Старик Константиновский исключительно заботился об образовании внуков – братьев Либман, покупал им книги, карты, глобусы. И мне от всего этого кое-что досталось. У них была толстенная Weltgeschichte, то есть «Всемирная история», и когда им купили новое издание, старое перешло ко мне.
Второй визит был к Степану Косману и его супруге Рут. Они жили на Николаевской, «насупротив» Романовской. Степан Косман был из Казани, с Поволжья, отсюда и знакомство с моими родителями.
Рут была дочерью известного врача Исидора Бреннсона. Известен он был (это я узнал десятилетия спустя) и как автор трех книг о врачах Лифляндии, Курляндии и Эстляндии. Последний раз я видел эти три книги, переизданные после войны в ФРГ, на книжном развале во время одной из наших «прибалтийских тусовок» в 2006 году в таллиннском Вышгороде.
Косманы были своеобразной парой. Он – исконный россиянин, она – курляндская «немка» еврейских кровей. Стёпа вскоре ослеп. Я как-то с папой был у него. Запомнилась его фраза: «Не женись казанский татарин на рижской еврейке!». Когда муж ослеп, Рут Исидоровна проявила недюжинные способности – открыла «Салон красоты», стала производить какую-то косметику, сумела дать дочери Норе и сыну Лёне образование. Нора потом с мужем уехала в Англию. Лёню я как-то в 1942 году видел ночью у костра в так называемом Нестеровском батальоне Латышского запасного полка. Последний раз мы виделись в Нью-Йорке лет десять тому назад.
Третье мое знакомство в Риге – со старым другом нашей семьи по Питеру Яковом Яковлевичем Роостом. Бывший петербургский предприниматель в Риге стал владельцем мастерской по производству школьного мела. Я с ним продолжал общение и после смерти родителей, до 1940 года, когда он был вынужден покинуть Латвию и уехать в Швейцарию. Он очень смешно говорил по-русски. Роост был фанатичным врагом большевизма и снабжал меня соответствующей литературой.
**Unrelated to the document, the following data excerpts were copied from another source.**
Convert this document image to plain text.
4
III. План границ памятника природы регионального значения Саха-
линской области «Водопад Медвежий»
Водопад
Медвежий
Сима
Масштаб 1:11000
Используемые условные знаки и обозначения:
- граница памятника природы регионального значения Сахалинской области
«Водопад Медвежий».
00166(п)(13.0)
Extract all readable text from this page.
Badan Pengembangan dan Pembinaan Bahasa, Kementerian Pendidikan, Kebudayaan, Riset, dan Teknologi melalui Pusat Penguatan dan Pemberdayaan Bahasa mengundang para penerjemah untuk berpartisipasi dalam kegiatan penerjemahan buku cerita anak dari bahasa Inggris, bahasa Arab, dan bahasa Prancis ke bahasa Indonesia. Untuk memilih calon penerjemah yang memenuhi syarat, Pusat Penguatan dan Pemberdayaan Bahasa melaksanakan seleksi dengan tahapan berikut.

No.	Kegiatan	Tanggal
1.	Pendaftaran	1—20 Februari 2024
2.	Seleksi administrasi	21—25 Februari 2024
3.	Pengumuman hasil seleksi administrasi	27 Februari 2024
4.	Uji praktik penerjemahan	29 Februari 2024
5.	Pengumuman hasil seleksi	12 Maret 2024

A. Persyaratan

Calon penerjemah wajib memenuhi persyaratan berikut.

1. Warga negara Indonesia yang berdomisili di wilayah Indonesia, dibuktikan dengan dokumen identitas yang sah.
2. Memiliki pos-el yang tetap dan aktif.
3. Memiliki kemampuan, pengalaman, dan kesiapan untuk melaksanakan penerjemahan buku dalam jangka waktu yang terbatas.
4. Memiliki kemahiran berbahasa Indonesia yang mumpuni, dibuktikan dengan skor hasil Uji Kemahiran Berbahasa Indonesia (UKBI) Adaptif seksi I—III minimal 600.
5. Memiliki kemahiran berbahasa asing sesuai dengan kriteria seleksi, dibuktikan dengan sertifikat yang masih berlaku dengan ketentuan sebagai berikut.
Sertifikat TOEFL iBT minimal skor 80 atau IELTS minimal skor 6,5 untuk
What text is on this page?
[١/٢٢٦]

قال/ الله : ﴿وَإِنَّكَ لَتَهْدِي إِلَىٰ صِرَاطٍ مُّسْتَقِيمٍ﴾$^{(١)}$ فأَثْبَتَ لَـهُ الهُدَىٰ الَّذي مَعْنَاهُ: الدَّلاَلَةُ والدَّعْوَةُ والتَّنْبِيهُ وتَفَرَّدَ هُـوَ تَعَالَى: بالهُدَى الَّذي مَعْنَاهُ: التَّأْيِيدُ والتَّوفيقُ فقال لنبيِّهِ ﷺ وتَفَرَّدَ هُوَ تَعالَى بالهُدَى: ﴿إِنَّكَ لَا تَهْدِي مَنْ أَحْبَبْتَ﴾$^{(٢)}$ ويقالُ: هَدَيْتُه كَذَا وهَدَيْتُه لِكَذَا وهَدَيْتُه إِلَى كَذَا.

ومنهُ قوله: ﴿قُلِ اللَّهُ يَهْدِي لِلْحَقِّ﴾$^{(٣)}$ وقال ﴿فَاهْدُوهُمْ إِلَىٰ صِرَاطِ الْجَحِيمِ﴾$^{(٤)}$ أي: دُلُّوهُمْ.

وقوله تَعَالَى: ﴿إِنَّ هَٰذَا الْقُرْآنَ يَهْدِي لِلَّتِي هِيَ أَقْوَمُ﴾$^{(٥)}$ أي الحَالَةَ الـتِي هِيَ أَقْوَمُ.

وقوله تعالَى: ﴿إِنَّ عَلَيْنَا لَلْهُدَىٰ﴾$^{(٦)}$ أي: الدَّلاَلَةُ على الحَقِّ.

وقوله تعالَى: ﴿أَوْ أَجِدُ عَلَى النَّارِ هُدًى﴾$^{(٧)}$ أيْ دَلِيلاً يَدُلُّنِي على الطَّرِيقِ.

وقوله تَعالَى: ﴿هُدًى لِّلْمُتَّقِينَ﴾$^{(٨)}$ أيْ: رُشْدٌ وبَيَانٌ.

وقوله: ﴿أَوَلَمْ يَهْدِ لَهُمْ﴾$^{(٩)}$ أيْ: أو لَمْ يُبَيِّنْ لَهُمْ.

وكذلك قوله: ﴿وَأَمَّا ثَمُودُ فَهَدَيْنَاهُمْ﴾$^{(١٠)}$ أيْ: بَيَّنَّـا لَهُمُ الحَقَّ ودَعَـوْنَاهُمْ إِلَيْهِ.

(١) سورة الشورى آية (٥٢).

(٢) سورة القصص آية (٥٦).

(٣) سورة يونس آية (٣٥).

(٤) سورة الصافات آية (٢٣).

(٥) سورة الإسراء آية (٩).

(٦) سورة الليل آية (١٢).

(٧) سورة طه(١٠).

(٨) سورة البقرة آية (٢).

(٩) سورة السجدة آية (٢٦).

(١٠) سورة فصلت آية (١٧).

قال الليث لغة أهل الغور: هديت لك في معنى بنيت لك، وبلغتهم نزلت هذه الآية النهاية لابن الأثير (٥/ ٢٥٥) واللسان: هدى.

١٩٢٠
Запомнились четыре тома романа П. Краснова «От двуглавого орла до красного знамени»[14].
* * *Лето 1924 года мы провели в пансионе на рижском Взморье – в Карлсбаде, только вот не помню, в Карлсбаде I или Карлсбаде II (Меллужи или Пумпури). Видимо, там мы познакомились и подружились с семьей Браунов.
В Лидочке Браун я нашел подругу (на год или два старше меня), с которой было интересно и весело. У нее была старшая сестра Заля. Отец бывал изредка в Риге, кажется, он работал где-то в Германии. Мать играла иногда с Лидой и со мной. Иной раз к нам присоединялся и двоюродный брат Лиды, которого звали Буби. Позже выяснилось, что он не Буби, а Герман. Герман Браун. Теперь имя этого прославленного пианиста у всех на слуху. После его смерти был создан Фонд Германа Брауна, на счету которого организация многих значительных музыкальных событий.
Клан Браунов (кажется, им принадлежал дом на улице Дзирнаву, 13) относился к так называемой «рижской бундовской аристократии»[15]. Это были образованные люди из «небедных семей»; благодаря способностям и упорству им удалось преодолеть так называемую процентную норму и закончить в царской России гимназии. (Тут нужно напомнить: гуманитарное образование, которое давала «царская гимназия», отличалось отменной глубиной и прочностью). Часть из них закончила Рижский Политехникум, часть – другие высшие учебные заведения, кое-кто учился за рубежом. Все они в юности, в 1905 году приняли участие в революции. «Бунд» вместе с латышскими социал-демократами представлял собою какое-то время в Риге реальную силу.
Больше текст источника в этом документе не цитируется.